Wednesday, April 10, 2013

Perils Of Pinterest #1

So, I saw several different pins recently about how to keep bananas fresh longer.  This is great because my family's banana consumption habits are truly irritating.  We are either always completely out of bananas, or we have too many and they turn brown and gooey and are inedible.  So when I saw the pins saying that the refrigerator was the way to go in keeping them fresher, longer, I thought 'SCORE'.  Here's how my beautiful bananas looked just two days later.


FAIL!


Monday, April 8, 2013

How Swagbucks Earned Me A Free Kindle Fire HD


So, I started Swagbucks in December 2012 and posted about it here.  Then in March, my ABSOLUTELY FREE Kindle Fire HD arrived.  We love it.  We read and play and surf the web on it.  I'd even taken the month of February off from Swagging, and still earned enough to get the Kindle.  

There are so many prizes to choose from- gift cards to places like Amazon, Starbucks, Walmart and actual items like beauty products, electronics.  You can even donate to charity!

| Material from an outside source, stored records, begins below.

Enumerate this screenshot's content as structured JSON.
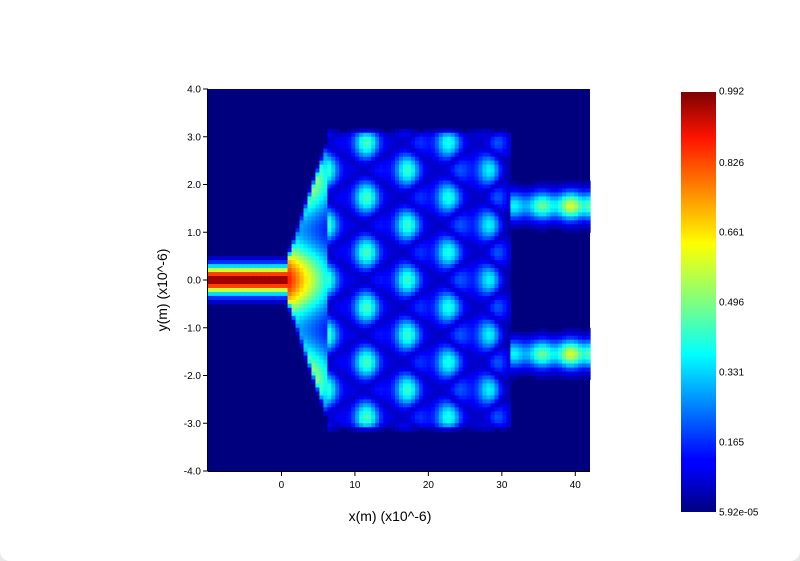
{
  "chart_data": {
    "type": "heatmap",
    "title": "",
    "xlabel": "x(m) (x10^-6)",
    "ylabel": "y(m) (x10^-6)",
    "xlim": [
      -10,
      42
    ],
    "ylim": [
      -4.0,
      4.0
    ],
    "x_ticks": [
      {
        "value": 0,
        "label": "0"
      },
      {
        "value": 10,
        "label": "10"
      },
      {
        "value": 20,
        "label": "20"
      },
      {
        "value": 30,
        "label": "30"
      },
      {
        "value": 40,
        "label": "40"
      }
    ],
    "y_ticks": [
      {
        "value": 4.0,
        "label": "4.0"
      },
      {
        "value": 3.0,
        "label": "3.0"
      },
      {
        "value": 2.0,
        "label": "2.0"
      },
      {
        "value": 1.0,
        "label": "1.0"
      },
      {
        "value": 0.0,
        "label": "0.0"
      },
      {
        "value": -1.0,
        "label": "-1.0"
      },
      {
        "value": -2.0,
        "label": "-2.0"
      },
      {
        "value": -3.0,
        "label": "-3.0"
      },
      {
        "value": -4.0,
        "label": "-4.0"
      }
    ],
    "colorscale": "jet",
    "colorbar": {
      "min": 5.92e-05,
      "max": 0.992,
      "ticks": [
        {
          "value": 0.992,
          "label": "0.992"
        },
        {
          "value": 0.826,
          "label": "0.826"
        },
        {
          "value": 0.661,
          "label": "0.661"
        },
        {
          "value": 0.496,
          "label": "0.496"
        },
        {
          "value": 0.331,
          "label": "0.331"
        },
        {
          "value": 0.165,
          "label": "0.165"
        },
        {
          "value": 5.92e-05,
          "label": "5.92e-05"
        }
      ]
    },
    "regions": {
      "input_waveguide": {
        "x": [
          -10,
          1
        ],
        "y_center": 0.0,
        "peak": 0.99
      },
      "taper": {
        "x": [
          1,
          6
        ],
        "y_half_width_end": 2.6
      },
      "mmi_region": {
        "x": [
          6,
          31
        ],
        "y": [
          -3.0,
          3.0
        ],
        "peak": 0.45
      },
      "output_waveguides": [
        {
          "x": [
            31,
            42
          ],
          "y_center": 1.55,
          "peak": 0.6
        },
        {
          "x": [
            31,
            42
          ],
          "y_center": -1.55,
          "peak": 0.6
        }
      ]
    }
  }
}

The main ways I earn via Swagbucks are searching the web (I already did this, why not earn money while I do it?), answering short surveys and running SBTV on my iPhone (these are movie previews).  I also go through Swagbucks and see if something I am already going to purchase online earns me SB if I click through.  Walmart, Target and other popular stores give swag bucks as rewards, equivalent to cash back.

I did not purchase the Kindle Fire HD through the swag rewards store, but purchased Amazon gift cards in $5 and larger increments.  This gave me quite a savings over purchasing it from the swag rewards store.

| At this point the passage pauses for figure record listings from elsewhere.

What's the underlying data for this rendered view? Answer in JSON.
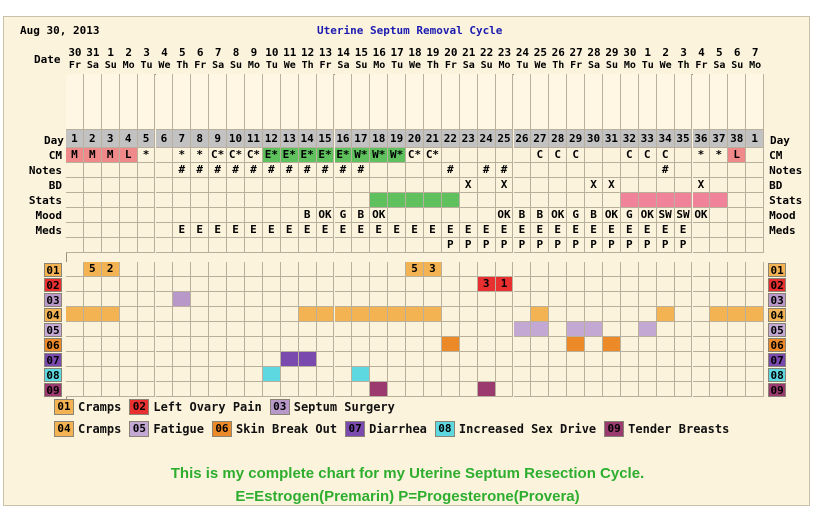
{
  "header": {
    "date": "Aug 30, 2013",
    "title": "Uterine Septum Removal Cycle"
  },
  "labels": {
    "date": "Date",
    "day": "Day"
  },
  "dates": [
    {
      "n": "30",
      "d": "Fr"
    },
    {
      "n": "31",
      "d": "Sa"
    },
    {
      "n": "1",
      "d": "Su"
    },
    {
      "n": "2",
      "d": "Mo"
    },
    {
      "n": "3",
      "d": "Tu"
    },
    {
      "n": "4",
      "d": "We"
    },
    {
      "n": "5",
      "d": "Th"
    },
    {
      "n": "6",
      "d": "Fr"
    },
    {
      "n": "7",
      "d": "Sa"
    },
    {
      "n": "8",
      "d": "Su"
    },
    {
      "n": "9",
      "d": "Mo"
    },
    {
      "n": "10",
      "d": "Tu"
    },
    {
      "n": "11",
      "d": "We"
    },
    {
      "n": "12",
      "d": "Th"
    },
    {
      "n": "13",
      "d": "Fr"
    },
    {
      "n": "14",
      "d": "Sa"
    },
    {
      "n": "15",
      "d": "Su"
    },
    {
      "n": "16",
      "d": "Mo"
    },
    {
      "n": "17",
      "d": "Tu"
    },
    {
      "n": "18",
      "d": "We"
    },
    {
      "n": "19",
      "d": "Th"
    },
    {
      "n": "20",
      "d": "Fr"
    },
    {
      "n": "21",
      "d": "Sa"
    },
    {
      "n": "22",
      "d": "Su"
    },
    {
      "n": "23",
      "d": "Mo"
    },
    {
      "n": "24",
      "d": "Tu"
    },
    {
      "n": "25",
      "d": "We"
    },
    {
      "n": "26",
      "d": "Th"
    },
    {
      "n": "27",
      "d": "Fr"
    },
    {
      "n": "28",
      "d": "Sa"
    },
    {
      "n": "29",
      "d": "Su"
    },
    {
      "n": "30",
      "d": "Mo"
    },
    {
      "n": "1",
      "d": "Tu"
    },
    {
      "n": "2",
      "d": "We"
    },
    {
      "n": "3",
      "d": "Th"
    },
    {
      "n": "4",
      "d": "Fr"
    },
    {
      "n": "5",
      "d": "Sa"
    },
    {
      "n": "6",
      "d": "Su"
    },
    {
      "n": "7",
      "d": "Mo"
    }
  ],
  "cycle_days": [
    "1",
    "2",
    "3",
    "4",
    "5",
    "6",
    "7",
    "8",
    "9",
    "10",
    "11",
    "12",
    "13",
    "14",
    "15",
    "16",
    "17",
    "18",
    "19",
    "20",
    "21",
    "22",
    "23",
    "24",
    "25",
    "26",
    "27",
    "28",
    "29",
    "30",
    "31",
    "32",
    "33",
    "34",
    "35",
    "36",
    "37",
    "38",
    "1"
  ],
  "rows": [
    {
      "label": "CM",
      "cells": [
        {
          "t": "M",
          "c": "#f08a8a"
        },
        {
          "t": "M",
          "c": "#f08a8a"
        },
        {
          "t": "M",
          "c": "#f08a8a"
        },
        {
          "t": "L",
          "c": "#f08a8a"
        },
        {
          "t": "*"
        },
        {},
        {
          "t": "*"
        },
        {
          "t": "*"
        },
        {
          "t": "C*"
        },
        {
          "t": "C*"
        },
        {
          "t": "C*"
        },
        {
          "t": "E*",
          "c": "#5ec15e"
        },
        {
          "t": "E*",
          "c": "#5ec15e"
        },
        {
          "t": "E*",
          "c": "#5ec15e"
        },
        {
          "t": "E*",
          "c": "#5ec15e"
        },
        {
          "t": "E*",
          "c": "#5ec15e"
        },
        {
          "t": "W*",
          "c": "#5ec15e"
        },
        {
          "t": "W*",
          "c": "#5ec15e"
        },
        {
          "t": "W*",
          "c": "#5ec15e"
        },
        {
          "t": "C*"
        },
        {
          "t": "C*"
        },
        {},
        {},
        {},
        {},
        {},
        {
          "t": "C"
        },
        {
          "t": "C"
        },
        {
          "t": "C"
        },
        {},
        {},
        {
          "t": "C"
        },
        {
          "t": "C"
        },
        {
          "t": "C"
        },
        {},
        {
          "t": "*"
        },
        {
          "t": "*"
        },
        {
          "t": "L",
          "c": "#f08a8a"
        },
        {}
      ]
    },
    {
      "label": "Notes",
      "cells": [
        {},
        {},
        {},
        {},
        {},
        {},
        {
          "t": "#"
        },
        {
          "t": "#"
        },
        {
          "t": "#"
        },
        {
          "t": "#"
        },
        {
          "t": "#"
        },
        {
          "t": "#"
        },
        {
          "t": "#"
        },
        {
          "t": "#"
        },
        {
          "t": "#"
        },
        {
          "t": "#"
        },
        {
          "t": "#"
        },
        {},
        {},
        {},
        {},
        {
          "t": "#"
        },
        {},
        {
          "t": "#"
        },
        {
          "t": "#"
        },
        {},
        {},
        {},
        {},
        {},
        {},
        {},
        {},
        {
          "t": "#"
        },
        {},
        {},
        {},
        {},
        {}
      ]
    },
    {
      "label": "BD",
      "cells": [
        {},
        {},
        {},
        {},
        {},
        {},
        {},
        {},
        {},
        {},
        {},
        {},
        {},
        {},
        {},
        {},
        {},
        {},
        {},
        {},
        {},
        {},
        {
          "t": "X"
        },
        {},
        {
          "t": "X"
        },
        {},
        {},
        {},
        {},
        {
          "t": "X"
        },
        {
          "t": "X"
        },
        {},
        {},
        {},
        {},
        {
          "t": "X"
        },
        {},
        {},
        {}
      ]
    },
    {
      "label": "Stats",
      "cells": [
        {},
        {},
        {},
        {},
        {},
        {},
        {},
        {},
        {},
        {},
        {},
        {},
        {},
        {},
        {},
        {},
        {},
        {
          "c": "#5ec15e"
        },
        {
          "c": "#5ec15e"
        },
        {
          "c": "#5ec15e"
        },
        {
          "c": "#5ec15e"
        },
        {
          "c": "#5ec15e"
        },
        {},
        {},
        {},
        {},
        {},
        {},
        {},
        {},
        {},
        {
          "c": "#f0829a"
        },
        {
          "c": "#f0829a"
        },
        {
          "c": "#f0829a"
        },
        {
          "c": "#f0829a"
        },
        {
          "c": "#f0829a"
        },
        {
          "c": "#f0829a"
        },
        {},
        {}
      ]
    },
    {
      "label": "Mood",
      "cells": [
        {},
        {},
        {},
        {},
        {},
        {},
        {},
        {},
        {},
        {},
        {},
        {},
        {},
        {
          "t": "B"
        },
        {
          "t": "OK"
        },
        {
          "t": "G"
        },
        {
          "t": "B"
        },
        {
          "t": "OK"
        },
        {},
        {},
        {},
        {},
        {},
        {},
        {
          "t": "OK"
        },
        {
          "t": "B"
        },
        {
          "t": "B"
        },
        {
          "t": "OK"
        },
        {
          "t": "G"
        },
        {
          "t": "B"
        },
        {
          "t": "OK"
        },
        {
          "t": "G"
        },
        {
          "t": "OK"
        },
        {
          "t": "SW"
        },
        {
          "t": "SW"
        },
        {
          "t": "OK"
        },
        {},
        {},
        {}
      ]
    },
    {
      "label": "Meds",
      "cells": [
        {},
        {},
        {},
        {},
        {},
        {},
        {
          "t": "E"
        },
        {
          "t": "E"
        },
        {
          "t": "E"
        },
        {
          "t": "E"
        },
        {
          "t": "E"
        },
        {
          "t": "E"
        },
        {
          "t": "E"
        },
        {
          "t": "E"
        },
        {
          "t": "E"
        },
        {
          "t": "E"
        },
        {
          "t": "E"
        },
        {
          "t": "E"
        },
        {
          "t": "E"
        },
        {
          "t": "E"
        },
        {
          "t": "E"
        },
        {
          "t": "E"
        },
        {
          "t": "E"
        },
        {
          "t": "E"
        },
        {
          "t": "E"
        },
        {
          "t": "E"
        },
        {
          "t": "E"
        },
        {
          "t": "E"
        },
        {
          "t": "E"
        },
        {
          "t": "E"
        },
        {
          "t": "E"
        },
        {
          "t": "E"
        },
        {
          "t": "E"
        },
        {
          "t": "E"
        },
        {
          "t": "E"
        },
        {},
        {},
        {},
        {}
      ]
    },
    {
      "label": "",
      "cells": [
        {},
        {},
        {},
        {},
        {},
        {},
        {},
        {},
        {},
        {},
        {},
        {},
        {},
        {},
        {},
        {},
        {},
        {},
        {},
        {},
        {},
        {
          "t": "P"
        },
        {
          "t": "P"
        },
        {
          "t": "P"
        },
        {
          "t": "P"
        },
        {
          "t": "P"
        },
        {
          "t": "P"
        },
        {
          "t": "P"
        },
        {
          "t": "P"
        },
        {
          "t": "P"
        },
        {
          "t": "P"
        },
        {
          "t": "P"
        },
        {
          "t": "P"
        },
        {
          "t": "P"
        },
        {
          "t": "P"
        },
        {},
        {},
        {},
        {}
      ]
    }
  ],
  "symptoms": [
    {
      "code": "01",
      "color": "#f4b352",
      "label": "Cramps",
      "cells": [
        {},
        {
          "t": "5",
          "c": "#f4b352"
        },
        {
          "t": "2",
          "c": "#f4b352"
        },
        {},
        {},
        {},
        {},
        {},
        {},
        {},
        {},
        {},
        {},
        {},
        {},
        {},
        {},
        {},
        {},
        {
          "t": "5",
          "c": "#f4b352"
        },
        {
          "t": "3",
          "c": "#f4b352"
        },
        {},
        {},
        {},
        {},
        {},
        {},
        {},
        {},
        {},
        {},
        {},
        {},
        {},
        {},
        {},
        {},
        {},
        {}
      ]
    },
    {
      "code": "02",
      "color": "#e83030",
      "label": "Left Ovary Pain",
      "cells": [
        {},
        {},
        {},
        {},
        {},
        {},
        {},
        {},
        {},
        {},
        {},
        {},
        {},
        {},
        {},
        {},
        {},
        {},
        {},
        {},
        {},
        {},
        {},
        {
          "t": "3",
          "c": "#e83030"
        },
        {
          "t": "1",
          "c": "#e83030"
        },
        {},
        {},
        {},
        {},
        {},
        {},
        {},
        {},
        {},
        {},
        {},
        {},
        {},
        {}
      ]
    },
    {
      "code": "03",
      "color": "#b898c8",
      "label": "Septum Surgery",
      "cells": [
        {},
        {},
        {},
        {},
        {},
        {},
        {
          "c": "#b898c8"
        },
        {},
        {},
        {},
        {},
        {},
        {},
        {},
        {},
        {},
        {},
        {},
        {},
        {},
        {},
        {},
        {},
        {},
        {},
        {},
        {},
        {},
        {},
        {},
        {},
        {},
        {},
        {},
        {},
        {},
        {},
        {},
        {}
      ]
    },
    {
      "code": "04",
      "color": "#f4b352",
      "label": "Cramps",
      "cells": [
        {
          "c": "#f4b352"
        },
        {
          "c": "#f4b352"
        },
        {
          "c": "#f4b352"
        },
        {},
        {},
        {},
        {},
        {},
        {},
        {},
        {},
        {},
        {},
        {
          "c": "#f4b352"
        },
        {
          "c": "#f4b352"
        },
        {
          "c": "#f4b352"
        },
        {
          "c": "#f4b352"
        },
        {
          "c": "#f4b352"
        },
        {
          "c": "#f4b352"
        },
        {
          "c": "#f4b352"
        },
        {
          "c": "#f4b352"
        },
        {},
        {},
        {},
        {},
        {},
        {
          "c": "#f4b352"
        },
        {},
        {},
        {},
        {},
        {},
        {},
        {
          "c": "#f4b352"
        },
        {},
        {},
        {
          "c": "#f4b352"
        },
        {
          "c": "#f4b352"
        },
        {
          "c": "#f4b352"
        }
      ]
    },
    {
      "code": "05",
      "color": "#c4a8d4",
      "label": "Fatigue",
      "cells": [
        {},
        {},
        {},
        {},
        {},
        {},
        {},
        {},
        {},
        {},
        {},
        {},
        {},
        {},
        {},
        {},
        {},
        {},
        {},
        {},
        {},
        {},
        {},
        {},
        {},
        {
          "c": "#c4a8d4"
        },
        {
          "c": "#c4a8d4"
        },
        {},
        {
          "c": "#c4a8d4"
        },
        {
          "c": "#c4a8d4"
        },
        {},
        {},
        {
          "c": "#c4a8d4"
        },
        {},
        {},
        {},
        {},
        {},
        {}
      ]
    },
    {
      "code": "06",
      "color": "#ec8a2a",
      "label": "Skin Break Out",
      "cells": [
        {},
        {},
        {},
        {},
        {},
        {},
        {},
        {},
        {},
        {},
        {},
        {},
        {},
        {},
        {},
        {},
        {},
        {},
        {},
        {},
        {},
        {
          "c": "#ec8a2a"
        },
        {},
        {},
        {},
        {},
        {},
        {},
        {
          "c": "#ec8a2a"
        },
        {},
        {
          "c": "#ec8a2a"
        },
        {},
        {},
        {},
        {},
        {},
        {},
        {},
        {}
      ]
    },
    {
      "code": "07",
      "color": "#7a4aae",
      "label": "Diarrhea",
      "cells": [
        {},
        {},
        {},
        {},
        {},
        {},
        {},
        {},
        {},
        {},
        {},
        {},
        {
          "c": "#7a4aae"
        },
        {
          "c": "#7a4aae"
        },
        {},
        {},
        {},
        {},
        {},
        {},
        {},
        {},
        {},
        {},
        {},
        {},
        {},
        {},
        {},
        {},
        {},
        {},
        {},
        {},
        {},
        {},
        {},
        {},
        {}
      ]
    },
    {
      "code": "08",
      "color": "#5ed8e0",
      "label": "Increased Sex Drive",
      "cells": [
        {},
        {},
        {},
        {},
        {},
        {},
        {},
        {},
        {},
        {},
        {},
        {
          "c": "#5ed8e0"
        },
        {},
        {},
        {},
        {},
        {
          "c": "#5ed8e0"
        },
        {},
        {},
        {},
        {},
        {},
        {},
        {},
        {},
        {},
        {},
        {},
        {},
        {},
        {},
        {},
        {},
        {},
        {},
        {},
        {},
        {},
        {}
      ]
    },
    {
      "code": "09",
      "color": "#9a3a6e",
      "label": "Tender Breasts",
      "cells": [
        {},
        {},
        {},
        {},
        {},
        {},
        {},
        {},
        {},
        {},
        {},
        {},
        {},
        {},
        {},
        {},
        {},
        {
          "c": "#9a3a6e"
        },
        {},
        {},
        {},
        {},
        {},
        {
          "c": "#9a3a6e"
        },
        {},
        {},
        {},
        {},
        {},
        {},
        {},
        {},
        {},
        {},
        {},
        {},
        {},
        {},
        {}
      ]
    }
  ],
  "legend": [
    {
      "code": "01",
      "color": "#f4b352",
      "label": "Cramps"
    },
    {
      "code": "02",
      "color": "#e83030",
      "label": "Left Ovary Pain"
    },
    {
      "code": "03",
      "color": "#b898c8",
      "label": "Septum Surgery"
    },
    {
      "code": "04",
      "color": "#f4b352",
      "label": "Cramps"
    },
    {
      "code": "05",
      "color": "#c4a8d4",
      "label": "Fatigue"
    },
    {
      "code": "06",
      "color": "#ec8a2a",
      "label": "Skin Break Out"
    },
    {
      "code": "07",
      "color": "#7a4aae",
      "label": "Diarrhea"
    },
    {
      "code": "08",
      "color": "#5ed8e0",
      "label": "Increased Sex Drive"
    },
    {
      "code": "09",
      "color": "#9a3a6e",
      "label": "Tender Breasts"
    }
  ],
  "notes": {
    "line1": "This is my complete chart for my Uterine Septum Resection Cycle.",
    "line2": "E=Estrogen(Premarin)   P=Progesterone(Provera)"
  },
  "colors": {
    "grid_bg": "#fcf3dd",
    "day_row": "#c2c2c2",
    "title": "#1b1bb0",
    "note": "#2eae2e",
    "temp_area": "#fff7e4"
  }
}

Sign up for Swagbucks here and start earning your favorite rewards today!

This is not a sponsored post, I did not receive anything from either Amazon or Swagbucks in exchange for posting this.  

Friday, April 5, 2013

Knowing Me, Knowing You

That 'About Me' section is pretty small.  So I thought I would share random factoids with you about me because...I want to.  If I have my druthers, you will comment back with your blog or something you want to share.  So, today's fact about me is:

I know I seem like an incredibly mature and cultured (and humble) lady, but I play video games.  More than that, I like to troll the GameFaqs forums when I have done something fantastic in my online gaming and post things like:

U MAD, BRO?

and

You got SCHOOLED by a 30 year old mom!


Hopefully you will still read my blog and find me amazingly together and fabulous.  Or not.  But still read the blog.  :)

Tuesday, April 2, 2013

Teenagers


 



I used to be a teenager.  I work with teenagers and spend a lot of time with them.  I read a lot about teenagers.

I need to add my perspective to what I keep reading and hearing about teenagers.

Here it is- they have so much potential.  The world is quite literally at their fingertips.  But they need your perspective about teenagers to change and they need your good influence.

The teenagers I know are smart and passionate and world changers.  Because people with the right perspective and influence stepped in and helped mold them to be that way.

I remember how people treated me when they thought I was making every mistake in the book.  I remember that the people who treated me like I was a worthwhile human being with a purpose were the ones that made me want to be that person.

The ones who criticized without offering anything constructive, or talked about 'kids these days' without teaching me were the ones who made me feel defeated.

So what if we treated ALL kids and teens with the encouragement that they could be world changers?

Maybe they would be.

Teenagers need someone to encourage and inspire them.  Will it be you?